For teachers, parent nights and parent phone calls are often a deep source of stress. It’s never fun to be the bearer of bad news — and there will be some difficult conversations when students are struggling.
We want to communicate with our students’ parents, but we don’t want to say the wrong thing, and we don’t want to be chastised or blamed either.
I’ve found the conversation goes a lot better when the student attends as well, and when my role is more about asking questions than “telling them how it is.”
Here are a few questions to ask when you have time to talk with a struggling student and parent together.

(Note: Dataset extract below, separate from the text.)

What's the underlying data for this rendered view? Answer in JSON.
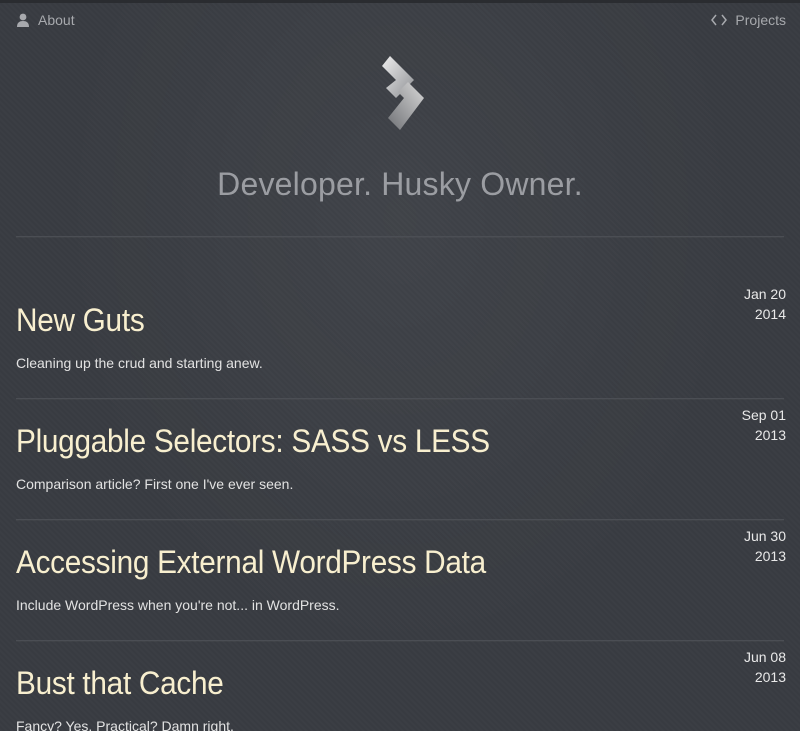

- How do you think this class is going? This is the key question. I can’t count how many times I’ve been worried about a student, and it turns out the child and parent were unsurprised and happy with just a passing grade. Or when I’ve thought everything was fine, but they’re unhappy with an A- or B+. It’s critical to get the student’s expectations and perceptions on the table right away.
- What would help you do better? If the child or parent are unhappy with current performance, ask what they need. I’ve stopped giving prescriptive advice, like “you need to review the textbook” or “you need to study more” or “you need to come in for help.” We need to help students develop metacognition, and that means helping them figure out what helps them learn.
- Do you want to review the test? Some teachers are very concerned about pulling out tests — worried that parents will question the fairness or validity of questions — but I’ve found that most parents are supportive when they see how reasonable my tests are. (Especially when the student has been complaining at home.)
- Do you need additional resources? My class website has links to videos, MOOCs, review questions and a host of other resources to help students learn, practice and review. Students generally don’t scour the site to figure this out, but conference are a great time to show them what’s available. If they want it, of course.
- Are there any distractions that are getting in your way? Students are distracted all the time by texts, social media, and talking with classmates, but it’s important that they become aware of how these distractions may impact their learning. I might share some of the research on smart phones and academic performance, especially if a student is struggling and is a heavy phone user, but again — I’d rather they reflect and identify this as a problem.
Cutting the lectures to parents and sticking to questions has smoothed over most of my conversations over the past few years. When I’m asking — not telling — it de-escalates most confrontations, and we end up on the same page.
We’re on spring break now, so I’ll be back to this blog in two weeks!